Madde 1- Osmanlı devleti ülkesiyle bir bütündür, hiçbir gerekçeyle bölünemez.
Madde 2- Osmanlı Devletinin başşehri İstanbul’dur.
Madde 8- Osmanlı Devleti’nin uyruğunda bulunanlara ‘Osmanlı’ denir,
Madde 17- Kanun önünde bütün Osmanlılar eşittir. Kişilerin, din ve mezhebine bakılmaksızın vatana karşı aynı hak ve ödevleri vardır.
Madde 18- Devlet memuru olabilmek için ‘devletin resmî dili Türkçe’yi bilmek şarttır.
Madde 57- Mecliste müzakerelerin dili Türkçedir.
Madde 68- Türkçe bilmeyen milletvekili olamaz.
Madde 71- Milletvekilleri, seçim bölgesinin ayrıca vekili olmayıp, Osmanlı vekilidir.

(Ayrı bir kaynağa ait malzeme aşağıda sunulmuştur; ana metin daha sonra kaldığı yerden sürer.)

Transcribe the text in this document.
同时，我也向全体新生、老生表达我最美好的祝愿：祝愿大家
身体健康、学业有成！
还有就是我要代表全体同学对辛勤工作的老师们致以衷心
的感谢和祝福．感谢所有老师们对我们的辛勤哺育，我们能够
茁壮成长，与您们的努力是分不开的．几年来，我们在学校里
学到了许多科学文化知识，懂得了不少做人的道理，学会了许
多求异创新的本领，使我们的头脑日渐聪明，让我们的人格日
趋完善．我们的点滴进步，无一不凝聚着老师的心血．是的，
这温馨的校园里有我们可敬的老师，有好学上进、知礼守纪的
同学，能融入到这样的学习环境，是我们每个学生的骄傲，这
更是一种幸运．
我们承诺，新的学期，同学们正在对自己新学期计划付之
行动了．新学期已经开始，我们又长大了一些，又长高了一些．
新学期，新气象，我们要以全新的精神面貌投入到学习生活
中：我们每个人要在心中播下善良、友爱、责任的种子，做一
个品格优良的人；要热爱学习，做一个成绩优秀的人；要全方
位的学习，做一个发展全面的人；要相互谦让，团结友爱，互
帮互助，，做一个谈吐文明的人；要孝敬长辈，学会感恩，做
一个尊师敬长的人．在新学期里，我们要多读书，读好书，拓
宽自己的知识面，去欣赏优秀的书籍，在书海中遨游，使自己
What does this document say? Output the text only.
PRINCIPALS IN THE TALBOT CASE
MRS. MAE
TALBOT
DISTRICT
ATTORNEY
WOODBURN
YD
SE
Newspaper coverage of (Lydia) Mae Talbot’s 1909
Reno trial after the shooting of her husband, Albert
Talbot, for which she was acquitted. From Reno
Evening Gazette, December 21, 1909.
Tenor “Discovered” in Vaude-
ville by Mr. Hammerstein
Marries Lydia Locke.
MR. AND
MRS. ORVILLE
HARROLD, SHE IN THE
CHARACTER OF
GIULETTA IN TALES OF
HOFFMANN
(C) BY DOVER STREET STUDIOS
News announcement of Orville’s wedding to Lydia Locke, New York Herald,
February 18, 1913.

Çetinoğlu: Bu kimlik, 1876 Kanun-i Esasî ile mi kazanıldı?
Somuncuoğlu: Muhtevasını verdiğim bu kimlik; Devletin kuruluşundan itibaren; sarayda, orduda, devlet işlerinde, mahkemelerde, şiirde, edebiyatta, kültürde, musikide, mimaride, sanatta, günlük hayatta, her yerde ve her işte vardı. Türk dili ve kültürü daima devletin vazgeçilmez unsuru olmuştur.
Selçuklu Devleti de, Osmanlı gibi Türk milletinin devletiydi.
Çetinoğlu: 1876 Kanun-i Esasî’sinin 8. maddesinde ‘Osmanlı’ kavramı geçiyor…
Somuncuoğlu: 8. Maddede bahsi geçen ‘Osmanlı’ sözü hiç şüphe yoktur ki, ‘Türk’ anlamındadır.
Aynen Cumhuriyet dönemi anayasalarında çok kullanılan ‘Türkiye’ sözünün, Türk anlamında kullanılması gibi. Nitekim bu anayasalarda, ‘Egemenlik kayıtsız şartsız Türk Milletine aittir.’ denilmek suretiyle, hiçbir tereddüde yer bırakılmamıştır. O bakımdan, bu günün tartışmalarında ‘Türkiye’ sözünü, ‘Türk’ten ayrıymış gibi göstermeye kalkışmanın gerçekle ilgisi yoktur. Buna rağmen, günümüzün her türlü istismarına fırsat vermemek için, Türkiye yerine, hep ‘Türk vatanı’ ve millet yerine de ‘Türk Milleti’ kavramlarını kullanmakta yarar vardır.
Osmanlı Devletinin ömrünü tamamlaması üzerine yerine Türkiye Cumhuriyeti Devleti geçmiştir. Bu dönemde bütün dünyada imparatorlukların dağıldığını, egemenliğin artık hanedan eliyle değil, doğrudan doğruya millet eliyle temsil edildiğini, demokratik hukuk devleti dönemine girildiğini hatırlamalıyız.
Çetinoğlu: Cumhuriyet döneminin anayasasında bu hususa atıfta bulunuluyor mu?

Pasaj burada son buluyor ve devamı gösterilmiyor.